Nicko shrugged. He didn't see what the planets had to do with going home.

"I have promised to make the Tincture in our Time, Nik. Tomorrow at the time of the Conjunction. I can make it so that Marcellus can be young in our Time, too. I am sure I can.

“He's coming with us?” asked Nicko, shocked. “But he kidnapped you.”

“No, he's not coming with us. He's there already, just really old and sick. I'm going to try and make him okay. Now, stop asking questions, Nik. Don't you want to go home?”

The truth was that Nicko wanted desperately to—but not without Snorri. He kept glancing at the entrance to the Great Chamber in the hope that she would suddenly rush in, pale hair flying, eyes shining, and he could tell her that they were all going home.

Marcellus took the Keye from around his neck, inspecting the misshapen links on the chain that Nicko had very nearly succeeded in breaking.

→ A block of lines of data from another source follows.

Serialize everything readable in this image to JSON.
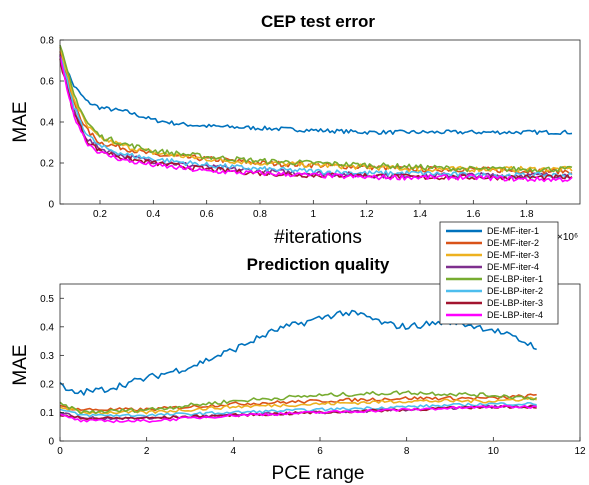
{
  "chart_data": [
    {
      "type": "line",
      "title": "CEP test error",
      "xlabel": "#iterations",
      "ylabel": "MAE",
      "x_exponent_label": "×10⁶",
      "xlim": [
        0.05,
        2.0
      ],
      "ylim": [
        0,
        0.8
      ],
      "xticks": [
        0.2,
        0.4,
        0.6,
        0.8,
        1,
        1.2,
        1.4,
        1.6,
        1.8
      ],
      "xticklabels": [
        "0.2",
        "0.4",
        "0.6",
        "0.8",
        "1",
        "1.2",
        "1.4",
        "1.6",
        "1.8"
      ],
      "yticks": [
        0,
        0.2,
        0.4,
        0.6,
        0.8
      ],
      "yticklabels": [
        "0",
        "0.2",
        "0.4",
        "0.6",
        "0.8"
      ],
      "grid": false,
      "series": [
        {
          "name": "DE-MF-iter-1",
          "color": "#0072bd",
          "x": [
            0.05,
            0.1,
            0.15,
            0.2,
            0.3,
            0.4,
            0.5,
            0.6,
            0.8,
            1.0,
            1.2,
            1.4,
            1.6,
            1.8,
            1.97
          ],
          "values": [
            0.74,
            0.58,
            0.5,
            0.47,
            0.45,
            0.41,
            0.39,
            0.38,
            0.37,
            0.36,
            0.35,
            0.35,
            0.35,
            0.35,
            0.35
          ],
          "noise": 0.01
        },
        {
          "name": "DE-MF-iter-2",
          "color": "#d95319",
          "x": [
            0.05,
            0.1,
            0.15,
            0.2,
            0.3,
            0.4,
            0.6,
            0.8,
            1.0,
            1.2,
            1.4,
            1.6,
            1.8,
            1.97
          ],
          "values": [
            0.74,
            0.5,
            0.36,
            0.3,
            0.27,
            0.24,
            0.22,
            0.2,
            0.19,
            0.18,
            0.17,
            0.17,
            0.16,
            0.16
          ],
          "noise": 0.013
        },
        {
          "name": "DE-MF-iter-3",
          "color": "#edb120",
          "x": [
            0.05,
            0.1,
            0.15,
            0.2,
            0.3,
            0.4,
            0.6,
            0.8,
            1.0,
            1.2,
            1.4,
            1.6,
            1.8,
            1.97
          ],
          "values": [
            0.76,
            0.52,
            0.38,
            0.32,
            0.28,
            0.25,
            0.22,
            0.2,
            0.19,
            0.18,
            0.17,
            0.17,
            0.17,
            0.17
          ],
          "noise": 0.013
        },
        {
          "name": "DE-MF-iter-4",
          "color": "#7e2f8e",
          "x": [
            0.05,
            0.1,
            0.15,
            0.2,
            0.3,
            0.4,
            0.6,
            0.8,
            1.0,
            1.2,
            1.4,
            1.6,
            1.8,
            1.97
          ],
          "values": [
            0.72,
            0.46,
            0.32,
            0.27,
            0.23,
            0.21,
            0.18,
            0.16,
            0.15,
            0.14,
            0.14,
            0.14,
            0.14,
            0.14
          ],
          "noise": 0.013
        },
        {
          "name": "DE-LBP-iter-1",
          "color": "#77ac30",
          "x": [
            0.05,
            0.1,
            0.15,
            0.2,
            0.3,
            0.4,
            0.6,
            0.8,
            1.0,
            1.2,
            1.4,
            1.6,
            1.8,
            1.97
          ],
          "values": [
            0.77,
            0.54,
            0.4,
            0.33,
            0.29,
            0.26,
            0.23,
            0.21,
            0.2,
            0.19,
            0.18,
            0.17,
            0.17,
            0.17
          ],
          "noise": 0.013
        },
        {
          "name": "DE-LBP-iter-2",
          "color": "#4dbeee",
          "x": [
            0.05,
            0.1,
            0.15,
            0.2,
            0.3,
            0.4,
            0.6,
            0.8,
            1.0,
            1.2,
            1.4,
            1.6,
            1.8,
            1.97
          ],
          "values": [
            0.73,
            0.48,
            0.34,
            0.28,
            0.24,
            0.22,
            0.19,
            0.17,
            0.16,
            0.15,
            0.15,
            0.14,
            0.14,
            0.14
          ],
          "noise": 0.013
        },
        {
          "name": "DE-LBP-iter-3",
          "color": "#a2142f",
          "x": [
            0.05,
            0.1,
            0.15,
            0.2,
            0.3,
            0.4,
            0.6,
            0.8,
            1.0,
            1.2,
            1.4,
            1.6,
            1.8,
            1.97
          ],
          "values": [
            0.7,
            0.45,
            0.31,
            0.26,
            0.22,
            0.2,
            0.17,
            0.15,
            0.14,
            0.14,
            0.13,
            0.13,
            0.13,
            0.13
          ],
          "noise": 0.012
        },
        {
          "name": "DE-LBP-iter-4",
          "color": "#ff00ff",
          "x": [
            0.05,
            0.1,
            0.15,
            0.2,
            0.3,
            0.4,
            0.6,
            0.8,
            1.0,
            1.2,
            1.4,
            1.6,
            1.8,
            1.97
          ],
          "values": [
            0.71,
            0.44,
            0.3,
            0.25,
            0.21,
            0.19,
            0.16,
            0.15,
            0.14,
            0.13,
            0.13,
            0.13,
            0.12,
            0.12
          ],
          "noise": 0.012
        }
      ]
    },
    {
      "type": "line",
      "title": "Prediction quality",
      "xlabel": "PCE range",
      "ylabel": "MAE",
      "xlim": [
        0,
        12
      ],
      "ylim": [
        0,
        0.55
      ],
      "xticks": [
        0,
        2,
        4,
        6,
        8,
        10,
        12
      ],
      "xticklabels": [
        "0",
        "2",
        "4",
        "6",
        "8",
        "10",
        "12"
      ],
      "yticks": [
        0,
        0.1,
        0.2,
        0.3,
        0.4,
        0.5
      ],
      "yticklabels": [
        "0",
        "0.1",
        "0.2",
        "0.3",
        "0.4",
        "0.5"
      ],
      "grid": false,
      "series": [
        {
          "name": "DE-MF-iter-1",
          "color": "#0072bd",
          "x": [
            0,
            0.2,
            0.5,
            1,
            2,
            3,
            4,
            5,
            6,
            6.5,
            7,
            7.5,
            8,
            9,
            10,
            10.5,
            11
          ],
          "values": [
            0.2,
            0.17,
            0.17,
            0.18,
            0.22,
            0.26,
            0.32,
            0.39,
            0.43,
            0.45,
            0.44,
            0.41,
            0.4,
            0.42,
            0.39,
            0.36,
            0.33
          ],
          "noise": 0.012
        },
        {
          "name": "DE-MF-iter-2",
          "color": "#d95319",
          "x": [
            0,
            0.5,
            2,
            4,
            6,
            8,
            10,
            11
          ],
          "values": [
            0.12,
            0.11,
            0.11,
            0.13,
            0.14,
            0.15,
            0.15,
            0.16
          ],
          "noise": 0.006
        },
        {
          "name": "DE-MF-iter-3",
          "color": "#edb120",
          "x": [
            0,
            0.5,
            2,
            4,
            6,
            8,
            10,
            11
          ],
          "values": [
            0.12,
            0.1,
            0.1,
            0.12,
            0.13,
            0.14,
            0.14,
            0.15
          ],
          "noise": 0.006
        },
        {
          "name": "DE-MF-iter-4",
          "color": "#7e2f8e",
          "x": [
            0,
            0.5,
            2,
            4,
            6,
            8,
            10,
            11
          ],
          "values": [
            0.1,
            0.08,
            0.08,
            0.09,
            0.1,
            0.11,
            0.12,
            0.12
          ],
          "noise": 0.005
        },
        {
          "name": "DE-LBP-iter-1",
          "color": "#77ac30",
          "x": [
            0,
            0.5,
            2,
            4,
            6,
            8,
            10,
            11
          ],
          "values": [
            0.13,
            0.1,
            0.11,
            0.14,
            0.16,
            0.17,
            0.16,
            0.15
          ],
          "noise": 0.007
        },
        {
          "name": "DE-LBP-iter-2",
          "color": "#4dbeee",
          "x": [
            0,
            0.5,
            2,
            4,
            6,
            8,
            10,
            11
          ],
          "values": [
            0.11,
            0.09,
            0.09,
            0.1,
            0.11,
            0.12,
            0.13,
            0.13
          ],
          "noise": 0.005
        },
        {
          "name": "DE-LBP-iter-3",
          "color": "#a2142f",
          "x": [
            0,
            0.5,
            2,
            4,
            6,
            8,
            10,
            11
          ],
          "values": [
            0.09,
            0.08,
            0.08,
            0.09,
            0.1,
            0.11,
            0.12,
            0.12
          ],
          "noise": 0.005
        },
        {
          "name": "DE-LBP-iter-4",
          "color": "#ff00ff",
          "x": [
            0,
            0.5,
            2,
            4,
            6,
            8,
            10,
            11
          ],
          "values": [
            0.09,
            0.07,
            0.07,
            0.09,
            0.1,
            0.11,
            0.12,
            0.12
          ],
          "noise": 0.005
        }
      ]
    }
  ]
}
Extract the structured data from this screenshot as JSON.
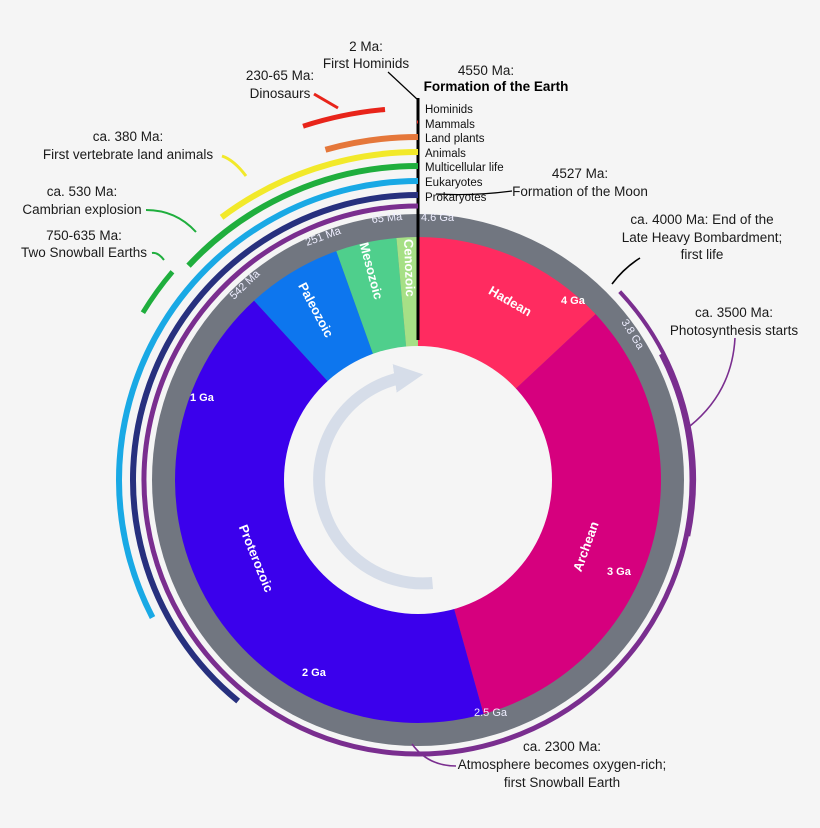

He went over to the Doors and began to make preparations for their opening. The statues sheathed their swords and bowed their heads as Marcellus placed his Keye into its mirror-image indentation in the center of the Great Doors. And then, deep within the Doors, Septimus heard a sound that made the hairs on the back of his neck prickle—the rumble of the bar inside moving, a sound that he had last heard when the Great Doors had closed behind him one hundred and seventy days before.

Slowly, silently, the Great Doors of Time swung open, the gold flashing in the candlelight as they moved apart to reveal the dark surface of the Glass, which stood patiently waiting beneath them: Septimus had forgotten how deep the Glass looked, and as he gazed into its depths he felt as if he were standing on the edge of a precipice. A familiar feeling of vertigo swept up from his feet and made him sway.

“Fare thee well, Septimus,” said Marcellus, “and thank you.”

“Thank you, too, for all you taught me about Physik,” replied Septimus.